Diverse banche sia occidentali che asiatiche entrarono sul mercato ucraino nel corso della seconda metà degli anni ‘90. In meno di un decennio, l'Ucraina passò a possedere un settore bancario comparabile – per dimensioni relative – a quello di molte economie di mercato consolidate. Le banche controllate dallo Stato e altri istituti politicamente orientati rimasero in attività. La maggior parte del credito, però, veniva concesso da banche straniere che convogliavano la liquidità prodotta altrove dal capitalismo globale verso l'Ucraina ed altre economie emergenti. Il rapporto tra debiti del settore privato e PIL crebbe molto, forse troppo, rapidamente. Dal minimo storico del 15% nel 1995 si arrivò ad oltre il 33% nel 2005 con un picco del 103% nel 2009. Nel giro di pochi anni l'economia ucraina si è dematerializzata o, più correttamente, è andata finanziarizzandosi, ponendo le basi per l’ulteriore dipendenza dall’estero del settore industriale.

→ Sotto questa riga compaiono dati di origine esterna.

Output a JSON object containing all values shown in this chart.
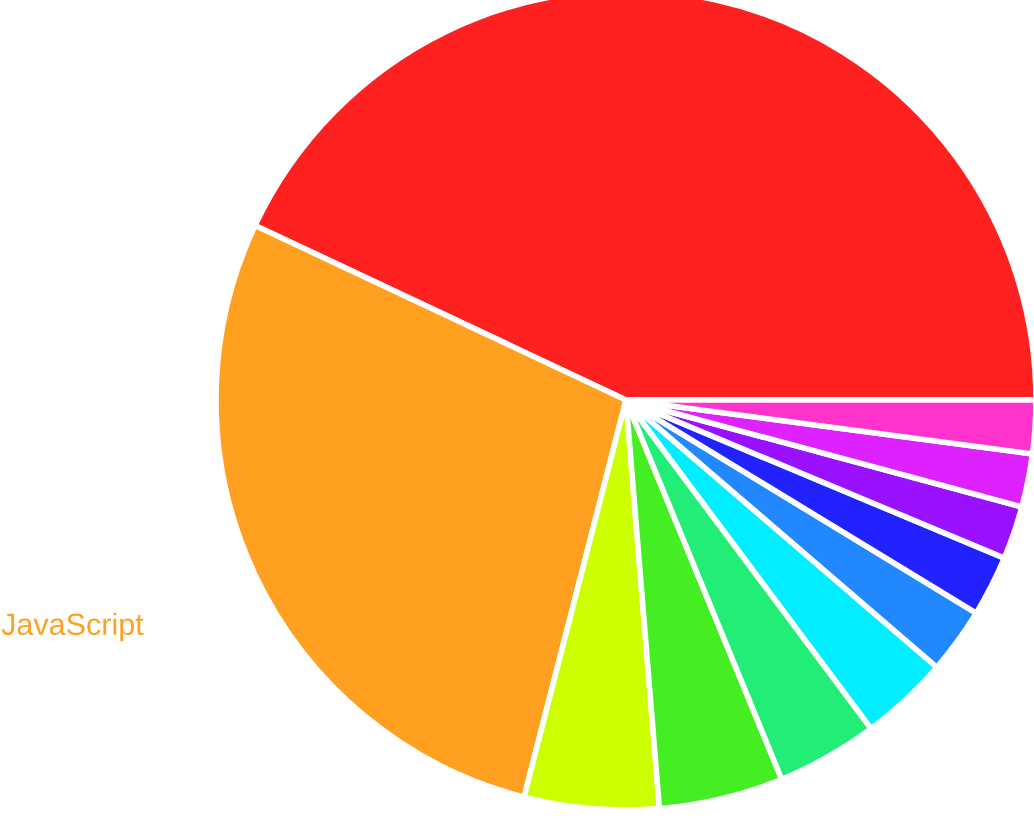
{
  "chart_data": {
    "type": "pie",
    "categories": [
      null,
      "JavaScript",
      null,
      null,
      null,
      null,
      null,
      null,
      null,
      null,
      null
    ],
    "values": [
      43,
      28,
      5.3,
      4.9,
      4,
      3.5,
      2.6,
      2.4,
      2.1,
      2.1,
      2.1
    ],
    "colors": [
      "#ff2020",
      "#ffa020",
      "#ccff00",
      "#44ee22",
      "#22ee77",
      "#00eeff",
      "#2288ff",
      "#2222ff",
      "#9911ff",
      "#dd22ff",
      "#ff33cc"
    ]
  }
}
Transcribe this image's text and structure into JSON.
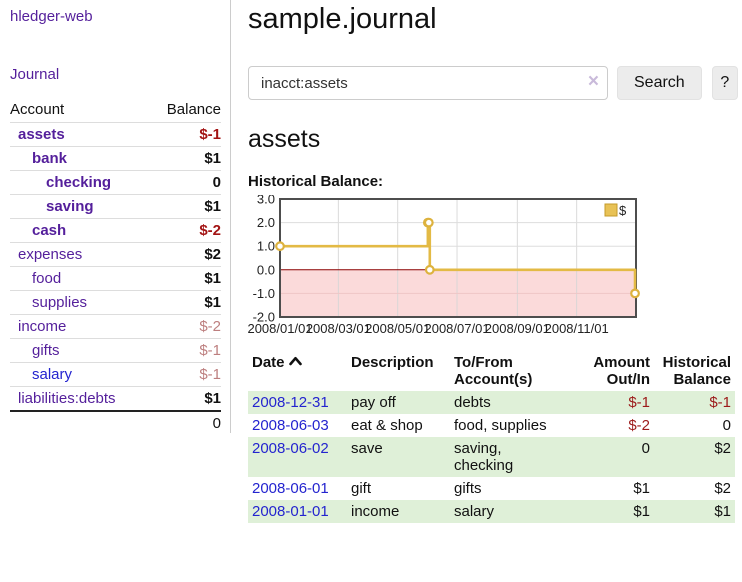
{
  "colors": {
    "link_purple": "#541f9b",
    "link_blue": "#2424cf",
    "negative_red": "#a31414",
    "dim_negative_rose": "#bd7f7f",
    "register_negative": "#9c1a1a",
    "zebra_green": "#dff0d8",
    "chart_line_gold": "#e3ba45",
    "chart_negative_pink": "#fbdada",
    "chart_zero_line": "#8b0000"
  },
  "sidebar": {
    "brand": "hledger-web",
    "nav": {
      "journal": "Journal"
    },
    "accounts_table": {
      "headers": {
        "account": "Account",
        "balance": "Balance"
      },
      "rows": [
        {
          "name": "assets",
          "balance": "$-1"
        },
        {
          "name": "bank",
          "balance": "$1"
        },
        {
          "name": "checking",
          "balance": "0"
        },
        {
          "name": "saving",
          "balance": "$1"
        },
        {
          "name": "cash",
          "balance": "$-2"
        },
        {
          "name": "expenses",
          "balance": "$2"
        },
        {
          "name": "food",
          "balance": "$1"
        },
        {
          "name": "supplies",
          "balance": "$1"
        },
        {
          "name": "income",
          "balance": "$-2"
        },
        {
          "name": "gifts",
          "balance": "$-1"
        },
        {
          "name": "salary",
          "balance": "$-1"
        },
        {
          "name": "liabilities:debts",
          "balance": "$1"
        }
      ],
      "total": "0"
    }
  },
  "header": {
    "title": "sample.journal"
  },
  "search": {
    "query": "inacct:assets",
    "clear_icon": "×",
    "button_label": "Search",
    "help_label": "?"
  },
  "account_page": {
    "heading": "assets",
    "chart_label": "Historical Balance:"
  },
  "chart_data": {
    "type": "line",
    "step": true,
    "title": "Historical Balance",
    "legend": "$",
    "legend_position": "top-right",
    "grid": true,
    "xlim": [
      "2008/01/01",
      "2009/01/01"
    ],
    "ylim": [
      -2.0,
      3.0
    ],
    "x_ticks": [
      "2008/01/01",
      "2008/03/01",
      "2008/05/01",
      "2008/07/01",
      "2008/09/01",
      "2008/11/01"
    ],
    "y_ticks": [
      "3.0",
      "2.0",
      "1.0",
      "0.0",
      "-1.0",
      "-2.0"
    ],
    "series": [
      {
        "name": "$",
        "points": [
          [
            "2008/01/01",
            1
          ],
          [
            "2008/06/01",
            2
          ],
          [
            "2008/06/02",
            2
          ],
          [
            "2008/06/03",
            0
          ],
          [
            "2008/12/31",
            -1
          ]
        ]
      }
    ]
  },
  "register": {
    "headers": {
      "date": "Date",
      "description": "Description",
      "tofrom_1": "To/From",
      "tofrom_2": "Account(s)",
      "amount_1": "Amount",
      "amount_2": "Out/In",
      "balance_1": "Historical",
      "balance_2": "Balance"
    },
    "rows": [
      {
        "date": "2008-12-31",
        "description": "pay off",
        "tofrom": "debts",
        "amount": "$-1",
        "balance": "$-1"
      },
      {
        "date": "2008-06-03",
        "description": "eat & shop",
        "tofrom": "food, supplies",
        "amount": "$-2",
        "balance": "0"
      },
      {
        "date": "2008-06-02",
        "description": "save",
        "tofrom": "saving, checking",
        "amount": "0",
        "balance": "$2"
      },
      {
        "date": "2008-06-01",
        "description": "gift",
        "tofrom": "gifts",
        "amount": "$1",
        "balance": "$2"
      },
      {
        "date": "2008-01-01",
        "description": "income",
        "tofrom": "salary",
        "amount": "$1",
        "balance": "$1"
      }
    ]
  }
}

(C) Dipendenza dal commercio internazionale
L'economia ucraina e le sue prospettive di crescita alla fine hanno sofferto del suo incoerente nazionalismo aggravato dall'inefficienza amministrativa e la crescente integrazione nelle reti del capitalismo finanziario globale. Coi capitali presi a prestito dall’estero, infatti, gli oligarchi effettuarono investimenti miranti all’aumento della produttività. Va ricordato che questi sviluppi hanno effetti rilevanti sul modello economico se il tasso di crescita della produzione totale è, come nel caso in analisi, minore di quello della produttività. Difatti, fino a quando la produzione tende in ogni caso ad aumentare ci si può aspettare che l’occupazione diminuisca o cresca molto lentamente, mettendo in crisi un sistema economico prevalentemente manifatturiero. Tuttavia, se la produzione totale inizia addirittura a declinare, come poi accaduto in Ucraina, allora oltre ad un aumento della disoccupazione è inevitabile anche una riduzione del numero di impianti. In definitiva, l’enfasi del turbo-capitalismo oligarchico impiantato nell’ex URSS sull’innovazione tecnologica ha accelerato la deindustrializzazione del paese favorendo la riduzione dell’occupazione nel settore manifatturiero. Ciò rese l’economia nazionale meno autarchica e, soprattutto, ne legò le fortune al commercio internazionale e alla finanza globale.
Dopo la caduta dell’URSS, difatti, la dipendenza dell’Ucraina dalle materie prime e dalle esportazioni verso la Russia è continuata, pur cambiando forma. Se prima era il petrolio a giocare la parte del leone, negli anni novanta e duemila la Russia ha legato a sé l'Ucraina fornendole gas a basso costo. Soprattutto, la Russia re-importava i beni raffinati prodotti in Ucraina. a prezzi così esosi da risultare fuori mercato rispetto alle quotazioni internazionali. Ancora nel 2014 oltre il 70% del gas consumato nel paese era importato dalla Russia (Naftogaz 2016). Dal 2009 al 2014 ogni giga-joule di energia (pari a circa 278kWh) derivate da gas russo è costata all’Ucraina circa $7 (Pirani 2014, 7)— meno della metà dei $18 richiesti in media ai 28 Stati dell’UE (Statistical Office of the European Union 2019).